La lotta di Damiano Rizzi per gli orfani di femminicidio in Italia

Un uomo affronta il dolore e la solitudine per dare voce agli orfani di femminicidio.

Una storia di dolore e resilienza

Damiano Rizzi è un uomo che ha trasformato il suo dolore in una missione. Dopo l’omicidio della sorella Tiziana nel 2013, Damiano ha assunto un ruolo fondamentale nella vita di suo nipote, rimasto orfano a soli due anni e mezzo. La sua storia è un esempio di come l’amore e la determinazione possano emergere anche nei momenti più bui. Da psicologo e presidente della Fondazione Soleterre, Damiano non solo ha adottato il piccolo, ma ha anche deciso di lottare per i diritti degli orfani di femminicidio in Italia.

Il vuoto lasciato dalla violenza

Il femminicidio di Tiziana ha lasciato un segno indelebile nella vita di Damiano e della sua famiglia. La mancanza di un supporto adeguato da parte dello Stato ha reso la situazione ancora più difficile. “Quando una donna viene uccisa, cosa fa lo Stato?” si chiede Damiano. La risposta è spesso deludente: un processo all’assassino e poco altro. Non esiste un registro ufficiale degli orfani di femminicidio, né un sostegno psicologico e scolastico adeguato. In Italia, si stimano oltre 2.000 orfani, ma nessuno sa chi siano e quali siano le loro necessità.

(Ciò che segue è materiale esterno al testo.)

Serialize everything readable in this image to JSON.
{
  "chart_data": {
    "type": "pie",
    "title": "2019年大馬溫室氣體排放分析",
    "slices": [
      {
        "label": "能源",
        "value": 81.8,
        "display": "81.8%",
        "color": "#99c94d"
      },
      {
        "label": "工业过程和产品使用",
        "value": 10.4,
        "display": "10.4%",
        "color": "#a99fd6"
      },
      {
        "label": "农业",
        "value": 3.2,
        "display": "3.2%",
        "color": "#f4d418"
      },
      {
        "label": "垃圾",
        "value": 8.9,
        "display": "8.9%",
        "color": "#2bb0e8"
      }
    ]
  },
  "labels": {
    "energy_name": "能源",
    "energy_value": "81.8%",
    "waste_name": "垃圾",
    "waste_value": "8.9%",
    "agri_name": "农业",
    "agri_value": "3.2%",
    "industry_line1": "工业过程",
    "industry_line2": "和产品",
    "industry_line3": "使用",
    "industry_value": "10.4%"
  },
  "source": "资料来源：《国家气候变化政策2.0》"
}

La nascita di ‘Tiziana Vive’

Per dare voce a chi vive relazioni violente e per mantenere vivo il ricordo di sua sorella, Damiano ha fondato l’associazione “Tiziana Vive”. Questa iniziativa non è solo un tributo alla memoria di Tiziana, ma un modo per raccogliere le storie di altri orfani di femminicidio. “Non possiamo più permetterci il silenzio”, afferma Damiano, sottolineando l’importanza di un intervento concreto da parte delle istituzioni. Chiede un tavolo interministeriale permanente per affrontare le problematiche legate agli orfani di femminicidio, un luogo dove si lavori ogni giorno per garantire loro un futuro migliore.

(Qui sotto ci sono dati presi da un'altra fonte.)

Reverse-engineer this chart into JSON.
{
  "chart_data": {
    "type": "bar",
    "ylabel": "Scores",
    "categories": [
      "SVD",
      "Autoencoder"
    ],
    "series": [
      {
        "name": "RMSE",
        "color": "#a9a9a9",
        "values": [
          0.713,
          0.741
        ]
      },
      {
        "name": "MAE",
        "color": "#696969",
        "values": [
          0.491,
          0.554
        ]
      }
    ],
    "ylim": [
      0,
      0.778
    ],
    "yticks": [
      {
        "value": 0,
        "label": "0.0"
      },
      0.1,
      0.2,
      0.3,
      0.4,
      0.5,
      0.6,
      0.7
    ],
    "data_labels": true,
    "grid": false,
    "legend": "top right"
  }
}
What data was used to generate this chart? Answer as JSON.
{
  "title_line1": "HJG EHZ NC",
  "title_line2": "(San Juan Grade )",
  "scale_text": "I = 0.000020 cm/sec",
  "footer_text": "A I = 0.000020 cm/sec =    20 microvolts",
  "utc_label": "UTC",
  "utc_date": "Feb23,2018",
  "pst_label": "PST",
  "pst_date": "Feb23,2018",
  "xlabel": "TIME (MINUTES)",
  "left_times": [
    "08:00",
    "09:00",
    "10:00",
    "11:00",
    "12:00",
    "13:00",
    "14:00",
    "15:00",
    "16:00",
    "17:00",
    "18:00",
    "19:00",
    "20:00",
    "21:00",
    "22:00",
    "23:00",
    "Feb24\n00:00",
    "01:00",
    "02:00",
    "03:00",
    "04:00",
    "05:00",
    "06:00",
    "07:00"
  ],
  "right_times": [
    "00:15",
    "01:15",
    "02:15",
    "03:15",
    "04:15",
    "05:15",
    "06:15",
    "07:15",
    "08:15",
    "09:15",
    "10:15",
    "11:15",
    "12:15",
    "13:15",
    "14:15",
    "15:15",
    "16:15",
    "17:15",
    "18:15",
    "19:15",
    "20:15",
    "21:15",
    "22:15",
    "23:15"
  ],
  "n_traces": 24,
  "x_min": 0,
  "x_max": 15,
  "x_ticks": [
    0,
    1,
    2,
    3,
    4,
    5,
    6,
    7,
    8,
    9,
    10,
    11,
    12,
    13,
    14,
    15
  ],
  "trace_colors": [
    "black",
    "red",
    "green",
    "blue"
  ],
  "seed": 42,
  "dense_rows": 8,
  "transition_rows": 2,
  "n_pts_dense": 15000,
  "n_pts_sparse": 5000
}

Un appello alle istituzioni

Damiano Rizzi non si è fermato alla sua esperienza personale. La sua lotta è diventata un appello per tutti coloro che, come lui, si trovano a dover affrontare il dolore di una perdita violenta. “Chi resta è l’unico futuro possibile”, afferma con determinazione. La sua storia è un invito a riflettere sulla necessità di un cambiamento culturale e legislativo in Italia, affinché nessun bambino debba più affrontare la solitudine e l’abbandono dopo la perdita di un genitore a causa della violenza di genere.